Sounds like a typical story of friendship and revenge, but it’s in dealing with the character of Johnny Handsome and his deformity where the film shows its originality. Sent to prison, attacked and recovering at a hospital, Johnny gets a visit from plastic surgeon Dr. Steven Fisher who promises to fix his face and give the con a shot at a new life. And at first it works, with Johnny taking on a new job, new girlfriend and everyman existence. But the nagging gut feeling of Mickey being gunned down in cold blood and constant visits from his nagging parole officer Lt. A.Z. Drones pushes Johnny back into a life that somehow seems inescapable.
Great film, why? Where to begin. This one is first and foremost a Walter Hill film, with Hill at his nuanced best. With great attention to shots (moving flashbacks in black and white), style (the visual worlds between Johnny’s construction job and Rafe’s sleazy bar are like night and day!) and with an overall engaging storytelling ability, Hill is at his finest here. Working from a script that has crime, action, drama and all the while a sad emotional core, "Johnny Handsome" goes far beyond the conventions of a typical revenge picture and while helmer Hill has a ton of notable work under his belt like "The Warriors," "The Driver," "48 Hrs." and "Streets of Fire," he just seems to come into his own with Handsome.
Not to mention that he brings along his music muse Ry Cooder (who worked with Hill previously on "The Long Riders" and "Crossroads") and it’s by far the best soundtrack Cooder has ever made. With a fantastic slide guitar that wails like a baby in some songs and purrs with a Cajun beat in others, Cooder creates a score that serves the film as a character in itself – it’s a soundtrack worth owning indeed.
As far as casting goes, this one is the crème de la crème of amazing actors – all at the top of their game. Leading man Mickey Rourke, back when he was subtle and delicate in his dramatic approach, creates a complex man both with and without a twisted face and believably gives Johnny equal parts heart and hate. The supporting cast is also pitch perfect; Scott Wilson (his best work EVER!) as the sorrow-filled Mickey, Morgan Freeman as the surly parole officer, Elizabeth McGovern as Johnny’s new lady and even Forest Whitaker as the hopeful doctor all add their spice to the mix.

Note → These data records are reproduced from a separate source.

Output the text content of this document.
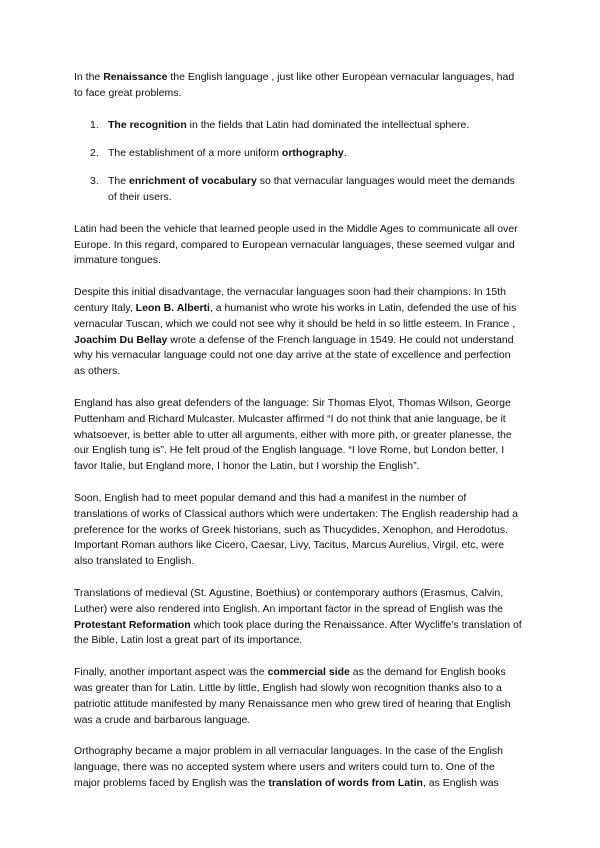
In the Renaissance the English language , just like other European vernacular languages, had to face great problems.

1. The recognition in the fields that Latin had dominated the intellectual sphere.
2. The establishment of a more uniform orthography.
3. The enrichment of vocabulary so that vernacular languages would meet the demands of their users.

Latin had been the vehicle that learned people used in the Middle Ages to communicate all over Europe. In this regard, compared to European vernacular languages, these seemed vulgar and immature tongues.

Despite this initial disadvantage, the vernacular languages soon had their champions. In 15th century Italy, Leon B. Alberti, a humanist who wrote his works in Latin, defended the use of his vernacular Tuscan, which we could not see why it should be held in so little esteem. In France , Joachim Du Bellay wrote a defense of the French language in 1549. He could not understand why his vernacular language could not one day arrive at the state of excellence and perfection as others.

England has also great defenders of the language: Sir Thomas Elyot, Thomas Wilson, George Puttenham and Richard Mulcaster. Mulcaster affirmed “I do not think that anie language, be it whatsoever, is better able to utter all arguments, either with more pith, or greater planesse, the our English tung is”. He felt proud of the English language. “I love Rome, but London better, I favor Italie, but England more, I honor the Latin, but I worship the English”.

Soon, English had to meet popular demand and this had a manifest in the number of translations of works of Classical authors which were undertaken: The English readership had a preference for the works of Greek historians, such as Thucydides, Xenophon, and Herodotus. Important Roman authors like Cicero, Caesar, Livy, Tacitus, Marcus Aurelius, Virgil, etc, were also translated to English.

Translations of medieval (St. Agustine, Boethius) or contemporary authors (Erasmus, Calvin, Luther) were also rendered into English. An important factor in the spread of English was the Protestant Reformation which took place during the Renaissance. After Wycliffe’s translation of the Bible, Latin lost a great part of its importance.

Finally, another important aspect was the commercial side as the demand for English books was greater than for Latin. Little by little, English had slowly won recognition thanks also to a patriotic attitude manifested by many Renaissance men who grew tired of hearing that English was a crude and barbarous language.

Orthography became a major problem in all vernacular languages. In the case of the English language, there was no accepted system where users and writers could turn to. One of the major problems faced by English was the translation of words from Latin, as English was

But a movie is only as good as its bad guys and "Johnny Handsome" has a duo that defies deranged description. The team of Lance ‘Rafe’ Henriksen (who plays hard edge to the hilt!) and Ellen 'Sunny' Barkin (she banshee screams and yells like no other!) produces one legendary badass pair of total psychotic nuts that would make even Hannibal Lector seem normal by comparison. (When the sassy Barkin calls Handsome ‘geek’ she does it with a twisted relish that’s impossible to ignore!)
Frankly there’s just a unique vibe when watching "Johnny Handsome" that comes from all of the above. Story, score, style and stars all work in perfect harmony to create a flick that surprises those expecting yet another dramatic payback yarn. And it all comes down to the savvy of Hill, an old school filmmaker who believed back then that a memorable story was only as great as the sum of it’s parts – deformed or not, as a whole "Johnny Handsome" looks damn good.